Baboon Animation and IQI line up a Pooh prequel push

This comedy-driven film and TV series will focus on the origin stories of the tubby little cubby and a few of his closest friends.
December 15, 2022

New York’s Baboon Animation is developing a Winnie-the-Pooh prequel franchise that will play out on big and small screens starting in 2024.

First up is a CG-animated/live-action feature film that’s currently in development, with a 52 x 11-minute series in the planning stages to follow close behind.

Former DreamWorks writers Mike de Seve (Madagascar) and John Reynolds (The Mr. Peabody & Sherman Show) are co-writing the script, and de Seve will also direct. Executive producers on the project include LA-based IQI Media’s Khiow Hui Lim (founder) and Charlene Kelly (head of production).

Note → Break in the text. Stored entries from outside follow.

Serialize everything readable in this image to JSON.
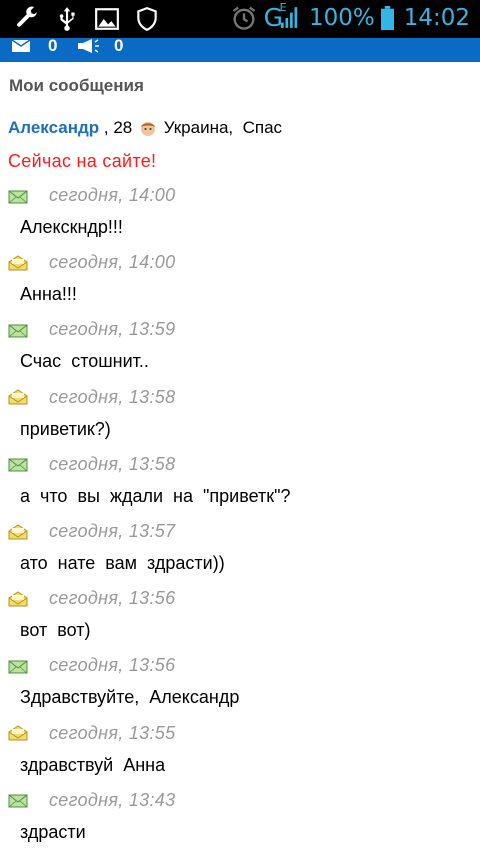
{
  "status_bar": {
    "network": "G",
    "network_sup": "E",
    "battery": "100%",
    "time": "14:02",
    "icons": [
      "wrench-icon",
      "usb-icon",
      "image-icon",
      "shield-icon",
      "alarm-icon",
      "signal-icon",
      "battery-icon"
    ]
  },
  "top_bar": {
    "mail_count": "0",
    "notify_count": "0"
  },
  "page": {
    "title": "Мои сообщения"
  },
  "user": {
    "name": "Александр",
    "info_a": " , 28 ",
    "info_b": " Украина,  Спас",
    "online": "Сейчас  на  сайте!"
  },
  "messages": [
    {
      "direction": "incoming",
      "time": "сегодня, 14:00",
      "text": "Алекскндр!!!"
    },
    {
      "direction": "outgoing",
      "time": "сегодня, 14:00",
      "text": "Анна!!!"
    },
    {
      "direction": "incoming",
      "time": "сегодня, 13:59",
      "text": "Счас  стошнит.."
    },
    {
      "direction": "outgoing",
      "time": "сегодня, 13:58",
      "text": "приветик?)"
    },
    {
      "direction": "incoming",
      "time": "сегодня, 13:58",
      "text": "а  что  вы  ждали  на  \"приветк\"?"
    },
    {
      "direction": "outgoing",
      "time": "сегодня, 13:57",
      "text": "ато  нате  вам  здрасти))"
    },
    {
      "direction": "outgoing",
      "time": "сегодня, 13:56",
      "text": "вот  вот)"
    },
    {
      "direction": "incoming",
      "time": "сегодня, 13:56",
      "text": "Здравствуйте,  Александр"
    },
    {
      "direction": "outgoing",
      "time": "сегодня, 13:55",
      "text": "здравствуй  Анна"
    },
    {
      "direction": "incoming",
      "time": "сегодня, 13:43",
      "text": "здрасти"
    }
  ],
  "colors": {
    "accent": "#0a6bc5",
    "status_accent": "#33b5e5",
    "online": "#ff1a1a",
    "username": "#1e6fbf"
  }
}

The iconic bear first appeared in A.A. Milne and E. H. Shepard’s 1926 children’s book Winnie-the-Pooh, which entered the public domain in the US this January. Walt Disney Productions acquired select rights to the IP in 1961, developing it over the ensuing years into a vast franchise that has many screen iterations.

Speaking to Kidscreen, de Seve says the idea to adapt it again came from listening to a sped-up version of the novel’s audiobook “on the hunch that this was really witty, funny stuff that everybody usually reads too sleepy-slowly.”

“At 2x speed, it was hilarious! Winnie-the-Pooh and Piglet rival Gumball and Darwin as a duo filled with ridiculous kid ideas and even worse kid execution,” he says. “For me, that’s the real Pooh, and we’re super-excited to be the ones to make that version come alive for the first time.”

With the film-and-TV approach, Baboon is taking a page from the playbook of Paddington. French prodco StudioCanal adapted this literary bear from Michael Bond’s 64-year-old classic book into two theatrical films (2014 and 2017) and an animated TV series (2020).

Baboon’s reimagining will trace the backstory of Pooh and his well-known circle of friends from the original novel, such as Christopher Robin and Piglet. Tigger, who was created in 1928 (and isn’t in the public domain yet), is likely to join the gang a little later on in this iteration’s lifecycle. “The projects will include whoever is available at the time,” de Seve says. “Tigger will probably be in the sequel to our prequel, when we make it.”